I’m stuck on when it’s valid to combine Pythagoras in 3D. Suppose I have a rectangular box 10 by 6 by 8. Let M be the midpoint of the vertical edge at the front-left (so halfway up that corner), and I want the straight-line distance from M to the opposite top-back-right corner.
My first instinct was to do it in two steps: base diagonal first, then use the height. I got base diagonal sqrt(10^2 + 6^2) = sqrt(136), and then I used the full height 8, giving sqrt(136 + 8^2) = sqrt(200). But then I realized M is halfway up, so maybe the vertical difference is 4, not 8, which would give sqrt(136 + 4^2) = sqrt(152).
Here’s my confusion: is it even valid to pair “half the height” with the full base diagonal like that? The base diagonal seems to connect two bottom corners, while my start point is halfway up, so I’m not sure that triangle is actually a right triangle with the distance I want as the hypotenuse.
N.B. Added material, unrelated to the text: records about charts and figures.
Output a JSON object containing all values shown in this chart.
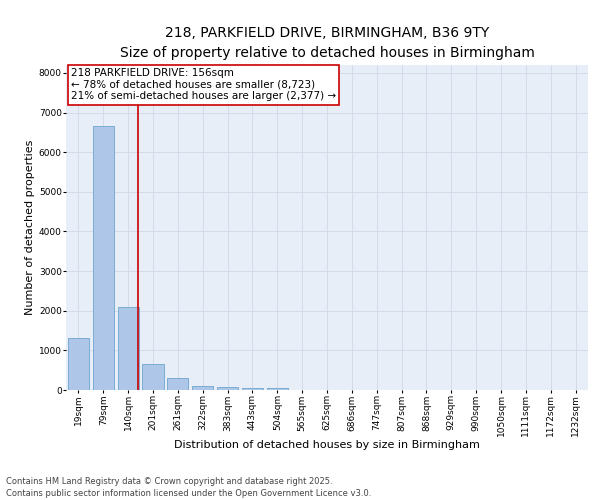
{
  "title_line1": "218, PARKFIELD DRIVE, BIRMINGHAM, B36 9TY",
  "title_line2": "Size of property relative to detached houses in Birmingham",
  "xlabel": "Distribution of detached houses by size in Birmingham",
  "ylabel": "Number of detached properties",
  "bar_labels": [
    "19sqm",
    "79sqm",
    "140sqm",
    "201sqm",
    "261sqm",
    "322sqm",
    "383sqm",
    "443sqm",
    "504sqm",
    "565sqm",
    "625sqm",
    "686sqm",
    "747sqm",
    "807sqm",
    "868sqm",
    "929sqm",
    "990sqm",
    "1050sqm",
    "1111sqm",
    "1172sqm",
    "1232sqm"
  ],
  "bar_values": [
    1300,
    6650,
    2100,
    650,
    300,
    110,
    80,
    50,
    50,
    0,
    0,
    0,
    0,
    0,
    0,
    0,
    0,
    0,
    0,
    0,
    0
  ],
  "bar_color": "#aec6e8",
  "bar_edge_color": "#5a9ac8",
  "grid_color": "#d0d8e8",
  "annotation_box_text": "218 PARKFIELD DRIVE: 156sqm\n← 78% of detached houses are smaller (8,723)\n21% of semi-detached houses are larger (2,377) →",
  "annotation_box_edge_color": "#cc0000",
  "vline_x": 2.4,
  "vline_color": "#cc0000",
  "ylim": [
    0,
    8200
  ],
  "yticks": [
    0,
    1000,
    2000,
    3000,
    4000,
    5000,
    6000,
    7000,
    8000
  ],
  "footer_line1": "Contains HM Land Registry data © Crown copyright and database right 2025.",
  "footer_line2": "Contains public sector information licensed under the Open Government Licence v3.0.",
  "bg_color": "#ffffff",
  "plot_bg_color": "#e8eef8",
  "title_fontsize": 10,
  "subtitle_fontsize": 9,
  "axis_label_fontsize": 8,
  "tick_fontsize": 6.5,
  "annotation_fontsize": 7.5,
  "footer_fontsize": 6
}
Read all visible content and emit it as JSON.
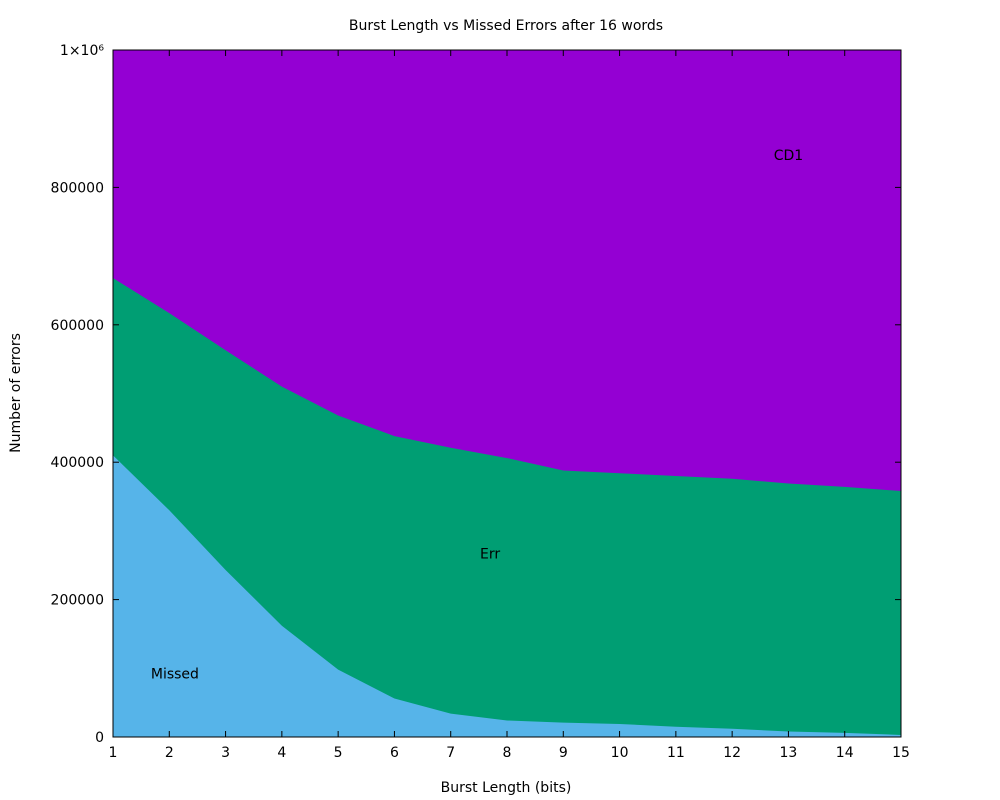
{
  "chart_data": {
    "type": "area",
    "stacked": false,
    "title": "Burst Length vs Missed Errors after 16 words",
    "xlabel": "Burst Length (bits)",
    "ylabel": "Number of errors",
    "xlim": [
      1,
      15
    ],
    "ylim": [
      0,
      1000000
    ],
    "x": [
      1,
      2,
      3,
      4,
      5,
      6,
      7,
      8,
      9,
      10,
      11,
      12,
      13,
      14,
      15
    ],
    "x_tick_labels": [
      "1",
      "2",
      "3",
      "4",
      "5",
      "6",
      "7",
      "8",
      "9",
      "10",
      "11",
      "12",
      "13",
      "14",
      "15"
    ],
    "y_ticks": [
      0,
      200000,
      400000,
      600000,
      800000,
      1000000
    ],
    "y_tick_labels": [
      "0",
      "200000",
      "400000",
      "600000",
      "800000",
      "1×10⁶"
    ],
    "grid": false,
    "series": [
      {
        "label": "CD1",
        "color": "#9400d3",
        "values": [
          1000000,
          1000000,
          1000000,
          1000000,
          1000000,
          1000000,
          1000000,
          1000000,
          1000000,
          1000000,
          1000000,
          1000000,
          1000000,
          1000000,
          1000000
        ]
      },
      {
        "label": "Err",
        "color": "#009e73",
        "values": [
          668000,
          617000,
          563000,
          510000,
          468000,
          438000,
          421000,
          406000,
          388000,
          384000,
          380000,
          376000,
          369000,
          364000,
          358000
        ]
      },
      {
        "label": "Missed",
        "color": "#56b4e9",
        "values": [
          410000,
          330000,
          243000,
          162000,
          98000,
          56000,
          34000,
          24000,
          21000,
          19000,
          15000,
          12000,
          8000,
          6000,
          3000
        ]
      }
    ],
    "annotations": [
      {
        "text": "CD1",
        "x": 13.0,
        "y": 840000
      },
      {
        "text": "Err",
        "x": 7.7,
        "y": 260000
      },
      {
        "text": "Missed",
        "x": 2.1,
        "y": 85000
      }
    ]
  }
}
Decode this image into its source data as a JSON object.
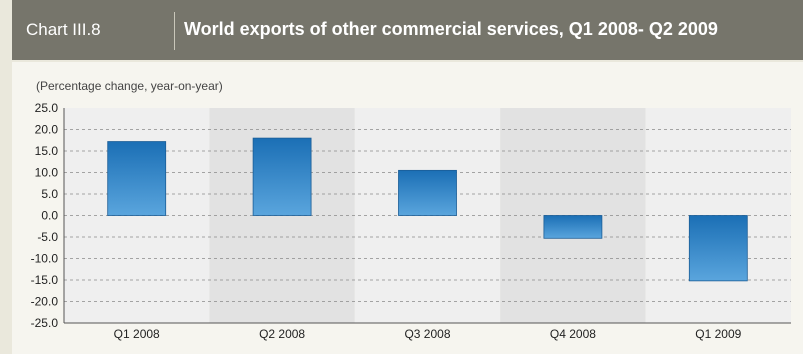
{
  "header": {
    "chart_number": "Chart III.8",
    "title": "World exports of other commercial services, Q1 2008- Q2 2009"
  },
  "colors": {
    "bar_top": "#1b6fb5",
    "bar_bottom": "#5aa5dd",
    "band_light": "#efefef",
    "band_dark": "#e2e2e2",
    "header_bg": "#76756b"
  },
  "chart_data": {
    "type": "bar",
    "subtitle": "(Percentage change, year-on-year)",
    "categories": [
      "Q1 2008",
      "Q2 2008",
      "Q3 2008",
      "Q4 2008",
      "Q1 2009"
    ],
    "values": [
      17.2,
      18.0,
      10.5,
      -5.3,
      -15.2
    ],
    "ylim": [
      -25.0,
      25.0
    ],
    "yticks": [
      "25.0",
      "20.0",
      "15.0",
      "10.0",
      "5.0",
      "0.0",
      "-5.0",
      "-10.0",
      "-15.0",
      "-20.0",
      "-25.0"
    ],
    "grid": true
  }
}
Can someone explain which right triangle I should be using here (and why it’s right-angled)? A quick, clean way to set this up without overcomplicating it would really help.
















3 Responses
Yup-set coordinates so M=(0,0,4) and the opposite corner is (10,6,8), then the distance is sqrt((10)^2+(6)^2+(8−4)^2)=sqrt(152); equivalently, the horizontal separation is sqrt(10^2+6^2) and the vertical difference is 4, and those are perpendicular (vertical vs horizontal), so Pythagoras applies. Hope this helps!
I think the clean way is to use the 3D distance: from M=(0,0,4) to the opposite corner (10,6,8), the horizontal leg is the base diagonal sqrt(10^2+6^2)=sqrt(136) and the vertical change is 4, so the distance is sqrt(136+4^2)=sqrt(152). Picture sliding horizontally to S=(10,6,4) and then straight up-horizontal vs vertical makes a right angle, so Pythagoras applies; quick refresher: https://www.mathsisfun.com/algebra/distance-3d-points.html
Yes-let H be the point directly below the opposite corner but at M’s height (10,6,4): MH is a purely horizontal base diagonal of length sqrt(10^2+6^2), HT is a vertical 4, they’re perpendicular, so MT = sqrt(10^2+6^2+4^2) = sqrt(152). I once kept using the bottom diagonal until a teacher said “slide then climb,” and drawing that little right triangle (horizontal slide, then vertical climb) finally made it click for me.